NAVIGATING GOVERNANCE, PRODUCTION ECOLOGY AND CULTURAL ENTREPRENEURSHIP IN TRIBAL CRAFT TOURISM: INSIGHTS FROM BLACK POTTERY ARTISANS OF MEGHALAYA, INDIA
Abstract
This study examines Jaintia black pottery (Khiew-Ranei) in Larnai village, Meghalaya, as a governance-mediated craft tourism system rather than merely a cultural product. Using a qualitative case study design, data were collected through field observation and semi-structured interviews with potters, elders, youth, and members of the Dorbar Shnong (customary village council). The analysis focuses on production ecology, ritual obligation, livelihood dynamics, and institutional regulation.

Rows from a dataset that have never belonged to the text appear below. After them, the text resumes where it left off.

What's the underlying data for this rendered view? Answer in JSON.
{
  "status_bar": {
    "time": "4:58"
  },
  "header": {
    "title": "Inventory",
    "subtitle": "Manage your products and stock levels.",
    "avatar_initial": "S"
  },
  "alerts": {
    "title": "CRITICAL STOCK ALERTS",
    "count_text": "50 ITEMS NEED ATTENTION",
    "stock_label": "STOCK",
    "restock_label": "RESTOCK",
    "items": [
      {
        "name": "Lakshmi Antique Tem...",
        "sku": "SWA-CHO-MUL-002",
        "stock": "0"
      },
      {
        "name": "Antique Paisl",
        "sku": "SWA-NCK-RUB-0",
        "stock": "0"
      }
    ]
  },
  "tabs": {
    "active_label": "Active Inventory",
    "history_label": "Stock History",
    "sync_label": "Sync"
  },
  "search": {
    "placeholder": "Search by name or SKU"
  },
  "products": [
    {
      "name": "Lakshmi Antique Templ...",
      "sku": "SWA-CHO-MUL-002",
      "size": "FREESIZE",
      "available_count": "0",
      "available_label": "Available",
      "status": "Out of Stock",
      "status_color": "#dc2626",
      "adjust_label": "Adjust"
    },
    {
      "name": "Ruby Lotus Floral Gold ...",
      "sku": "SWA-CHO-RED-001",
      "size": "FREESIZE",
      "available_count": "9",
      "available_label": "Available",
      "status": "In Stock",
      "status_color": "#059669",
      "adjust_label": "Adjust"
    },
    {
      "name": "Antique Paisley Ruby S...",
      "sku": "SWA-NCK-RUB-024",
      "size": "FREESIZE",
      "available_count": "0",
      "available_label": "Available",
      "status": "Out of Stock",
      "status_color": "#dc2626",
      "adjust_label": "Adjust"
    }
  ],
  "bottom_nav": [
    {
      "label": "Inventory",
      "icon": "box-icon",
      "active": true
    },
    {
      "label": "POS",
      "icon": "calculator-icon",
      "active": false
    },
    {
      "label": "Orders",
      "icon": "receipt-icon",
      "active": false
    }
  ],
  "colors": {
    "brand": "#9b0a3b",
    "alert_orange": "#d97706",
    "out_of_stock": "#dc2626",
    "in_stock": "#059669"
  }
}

Findings show that black pottery operates within structurally bounded production conditions shaped by climate dependency, extraction depth, and labour intensity. The craft functions simultaneously as a ritual obligation and a livelihood source, with artisans reporting average annual earnings of approximately ₹1 lakh, though income remains variable due to rising input costs and seasonal demand. The Dorbar Shnong mediates tourism participation through pricing norms, visitor limits, conflict resolution, and collective fund management, translating sustainability principles into enforceable practice. Authenticity is actively regulated through institutionally defined visitor pathways rather than left to market negotiation.
Building on these findings, the study proposes the CPLS-E framework, which conceptualizes craft tourism as an integrated system linking Community, Production, Livelihood, Sustainability, and Enterprise under customary governance. By positioning enterprise as institutionally conditioned rather than growth-driven, the study contributes a governance-centered perspective to tribal tourism, cultural entrepreneurship, and sustainable development debates in ecologically fragile mountain contexts.